By Ian Wards, Museum Development Officer – Special Projects, National Services Te Paerangi
I was fortunate enough to attend two of these talks. And here are musings from my cobbled notes.
In Dunedin, at the inaugural ICOMNZ conference held at Toitū Otago Settlers Museum, Simon discussed the future roles of objects in museums and how the definition of what museums are – once again – changing.
Suggesting that objects don’t change, but that over time our relationships to them do, Simon argued that objects tend to become more generalised and misrepresented in museums overtime. He also believes we project the culture of our time onto objects; that the truth of things is what the individual believes it to be at any given moment.
Simon also suggested that professionalism can produce a universalism in approach, which can in turn lead to conservative museum practice. He illustrated this by showing very similar ‘white cube’ gallery styles being used in art galleries throughout Europe. Same display, different country.
Simon is a big advocate of using a first person approach in museum exhibitions – people tell their stories alongside objects to which they have personal relationships. He noted museums which he felt do this well: The Immigration Museum (Melbourne) and the Asian Civilisations Museum (Singapore) being two examples. He suggested the skill here is to draw back the curatorial voice by obtaining detailed provenance, making displays that empower through empathy, rather than an approach where the curatorial voice comes though in exhibitions as an anonymous voice of authority.
Simon also provided a new definition of museums:
A museum is a situated and changing performance involving the special arrangement of things.

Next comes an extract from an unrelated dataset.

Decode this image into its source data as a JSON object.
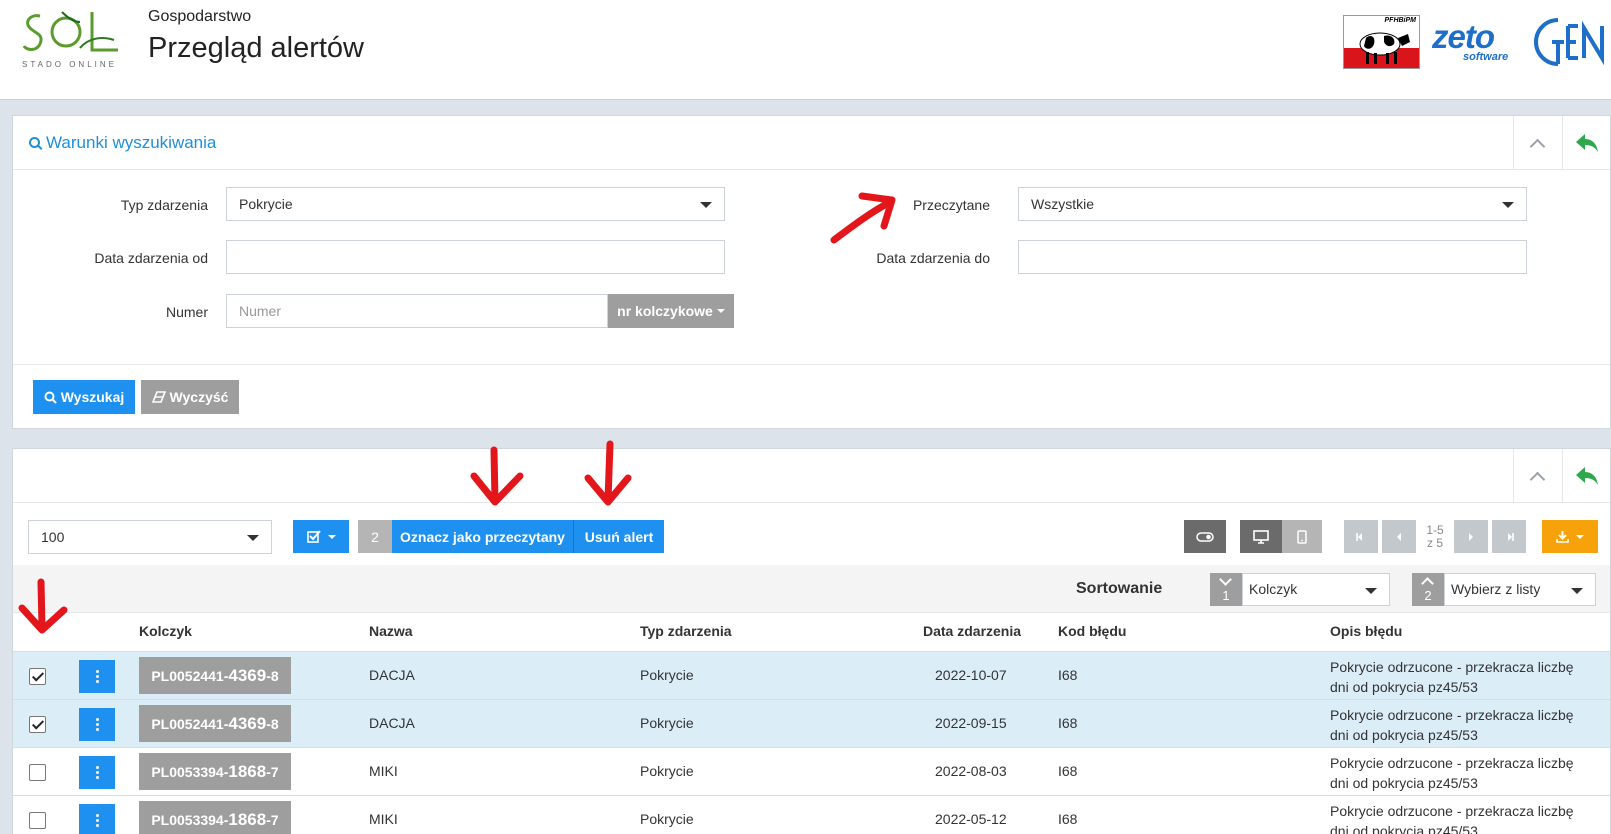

We use the museum to negotiate change in our thinking and beliefs, relationships and place in the world.
I like it!
At the Museum of Wellington City and Sea, Simon gave a sobering talk on the politics of national museums in Europe.
Through images of European museums used as political tools to promote nationalism and develop nationalistic myths, Simon noted that history can be loaded into guns, and used in conflict. Simon argued that in their quest to fabricate homogenous myths of nationhood and destiny, these museums deny new migrants or internal minorities a place in their own countries. Simon also pointed to the irony that these nationalistic museums tend to be very similar in what they display and in their structure – showing a shared cultural heritage, despite attempting to enhance individual nationhood.
National Services Te Paerangi toured Simon through New Zealand in partnership with Victoria University Museum and Heritage Studies, Massey University Museum Studies, Museums Aotearoa, ICOM NZ, Toitū Otago Settlers Museum, Museum of Wellington City and Sea and Auckland War Memorial Museum. Thanks everyone!